Aug 19, 2006 16:32
because she makes me laugh.
whew. saturdays. work, then home, then the ultimate struggle to get my ass out of this computer chair and squeeze one more workout out of the week before i lay around all day on sundays. the lazy is currently winnin, and that's because i'm still reeling from the after-effects - i ran for FORTY-FIVE minutes STRAIGHT on thursday. i haven't done that since high school soccer! i kinda guessed that this workout dvd i use was doing something, because i've lost a bunch of weight, but i had NO idea that it was actually making me cardiovascular-ly stronger, as well. well, that and the fact that i don't smoke NEARLY as many cigs anymore as i have for the past, oh, 13 years or so. okay, so i binge a bit on my one weekend drinking night. but i'm practically one of those people who "only smoke when i drink"! be impressed. seriously. please?

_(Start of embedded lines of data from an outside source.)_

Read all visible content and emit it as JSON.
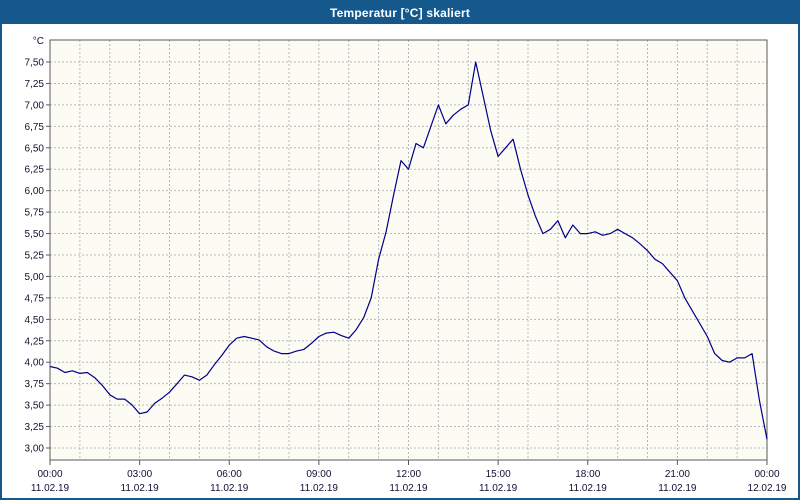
{
  "window": {
    "title": "Temperatur [°C] skaliert"
  },
  "chart_data": {
    "type": "line",
    "title": "Temperatur [°C] skaliert",
    "ylabel": "°C",
    "ylim": [
      3.0,
      7.5
    ],
    "y_tick_step": 0.25,
    "y_ticks": [
      {
        "label": "7,50",
        "value": 7.5
      },
      {
        "label": "7,25",
        "value": 7.25
      },
      {
        "label": "7,00",
        "value": 7.0
      },
      {
        "label": "6,75",
        "value": 6.75
      },
      {
        "label": "6,50",
        "value": 6.5
      },
      {
        "label": "6,25",
        "value": 6.25
      },
      {
        "label": "6,00",
        "value": 6.0
      },
      {
        "label": "5,75",
        "value": 5.75
      },
      {
        "label": "5,50",
        "value": 5.5
      },
      {
        "label": "5,25",
        "value": 5.25
      },
      {
        "label": "5,00",
        "value": 5.0
      },
      {
        "label": "4,75",
        "value": 4.75
      },
      {
        "label": "4,50",
        "value": 4.5
      },
      {
        "label": "4,25",
        "value": 4.25
      },
      {
        "label": "4,00",
        "value": 4.0
      },
      {
        "label": "3,75",
        "value": 3.75
      },
      {
        "label": "3,50",
        "value": 3.5
      },
      {
        "label": "3,25",
        "value": 3.25
      },
      {
        "label": "3,00",
        "value": 3.0
      }
    ],
    "x_ticks": [
      {
        "hour": 0,
        "time": "00:00",
        "date": "11.02.19"
      },
      {
        "hour": 3,
        "time": "03:00",
        "date": "11.02.19"
      },
      {
        "hour": 6,
        "time": "06:00",
        "date": "11.02.19"
      },
      {
        "hour": 9,
        "time": "09:00",
        "date": "11.02.19"
      },
      {
        "hour": 12,
        "time": "12:00",
        "date": "11.02.19"
      },
      {
        "hour": 15,
        "time": "15:00",
        "date": "11.02.19"
      },
      {
        "hour": 18,
        "time": "18:00",
        "date": "11.02.19"
      },
      {
        "hour": 21,
        "time": "21:00",
        "date": "11.02.19"
      },
      {
        "hour": 24,
        "time": "00:00",
        "date": "12.02.19"
      }
    ],
    "x_range_hours": [
      0,
      24
    ],
    "x_step_hours": 0.25,
    "grid": {
      "style": "dashed",
      "vertical_minor_every_hours": 1,
      "on": true
    },
    "legend": "none",
    "line_color": "#00008B",
    "plot_background": "#fcfcf4",
    "grid_color": "#b8b8b8",
    "border_color": "#5a5a5a",
    "values": [
      3.95,
      3.93,
      3.88,
      3.9,
      3.87,
      3.88,
      3.82,
      3.73,
      3.62,
      3.57,
      3.57,
      3.5,
      3.4,
      3.42,
      3.52,
      3.58,
      3.65,
      3.75,
      3.85,
      3.83,
      3.79,
      3.85,
      3.97,
      4.08,
      4.2,
      4.28,
      4.3,
      4.28,
      4.26,
      4.18,
      4.13,
      4.1,
      4.1,
      4.13,
      4.15,
      4.22,
      4.3,
      4.34,
      4.35,
      4.31,
      4.28,
      4.38,
      4.52,
      4.75,
      5.2,
      5.52,
      5.95,
      6.35,
      6.25,
      6.55,
      6.5,
      6.75,
      7.0,
      6.78,
      6.88,
      6.95,
      7.0,
      7.5,
      7.1,
      6.7,
      6.4,
      6.5,
      6.6,
      6.25,
      5.95,
      5.7,
      5.5,
      5.55,
      5.65,
      5.45,
      5.6,
      5.5,
      5.5,
      5.52,
      5.48,
      5.5,
      5.55,
      5.5,
      5.45,
      5.38,
      5.3,
      5.2,
      5.15,
      5.05,
      4.95,
      4.75,
      4.6,
      4.45,
      4.3,
      4.1,
      4.02,
      4.0,
      4.05,
      4.05,
      4.1,
      3.55,
      3.1
    ]
  }
}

andy actually threatened to quit work today. only to me, of course, but it was still really weird, because he's SO laid back and NEVER lets himself get worked up. he's frustrated that we're surrounded by incompetent morons, of course. i am, too. it was bound to get to one of us sooner or later. i'm just shocked that he was the first to crack. i mean, i threaten to quit in my head at LEAST once a day, but who knows when i'm actually gonna sack up (thanks, rex!) and do something about it. it would help if there were actually any jobs available here. you know the worst thing about this job? not management, not the job itself, not even the fact that we are corporate wage-slaves...it's the customers. they are A-1 prime shitheads, to the last. if i EVER suggest that i may be even thinking about THINKING that i want to work with the general public ever again, you have my permission, here in writing, to shoot me. or at least poke me with a sharp stick or something, because people are ASSHOLES. give me a mind-numbing desk job away from customers ANYday.
note to self: you need to get gorilla permits. NOW. why are you putting this off?
today, i don't want to have kids. this is going to be a new installment in my lj. i used to go through cycles of wanting to/not wanting to (ALWAYS more wanting to than not), but lately (and by lately, i mean the last 6 months or so), it's been more unusual for me to think to myself "yes! kids!" than the opposite. i don't know why i've been obsessing about this so much lately, but i think it's because i'm scared that i actually might not ever want to have a kid. i don't know exactly what's WRONG with not wanting one, but i seem to think that there is something. i guess because everyone else in the world, you know, has one. or many. it's just something you do.
i used to think that, when i would go through my 'not having' periods, i was just at a selfish point in my life, but i don't think that's it anymore. i'm starting to think that it's not selfish to not want them, but practical. there are too many things i want to do with this very.short.life. the way i see it, my parents dedicated 20+ years to raising us and working to support us (for which i am eternally grateful), and of COURSE i think that we were worth it, but do they? in their heart of hearts? did my mom harbor a secret desire to be an astronaut or to visit the west indies? i KNOW my dad probably could have found something more enjoyable to do than work in the insurance industry for 30 years. i can't help but think that if they had just held off a little longer, they might have followed another path in life entirely. but that's them, anyway. i mean, maybe my mom's greatest desire WAS to raise kids. i know there are plenty of people like that. i just don't see myself as one of those people. not that i think i'm going to do anything GREAT or world-changing with my life. i just want to be able to look back at the end of it and find that i didn't miss out on anything i'd always wanted to do.
yeah, yeah. everyone says that. some people even make lists. but hardly anyone checks anything off of those lists, and then they die. life gets in the way. and, in my eyes, kids get in the way. but NO ONE will admit it. it's always "not a moment of regret," and "my kids are the best thing that ever happened to me." bullshit. your life changed and you got a new perspective and a new focus, but that didn't make all the OTHER things you wanted to do go away. it just made them fond memories.
plus, teenagers TOTALLY suck. totally. i remember.
whew. well, i guess this one wasn't so much for Nat, proud mama that she is :) but it feels good to get stuff like this off my chest. i feel so weird for thinking these things, and i know i shouldn't. feel weird, i mean, not think them.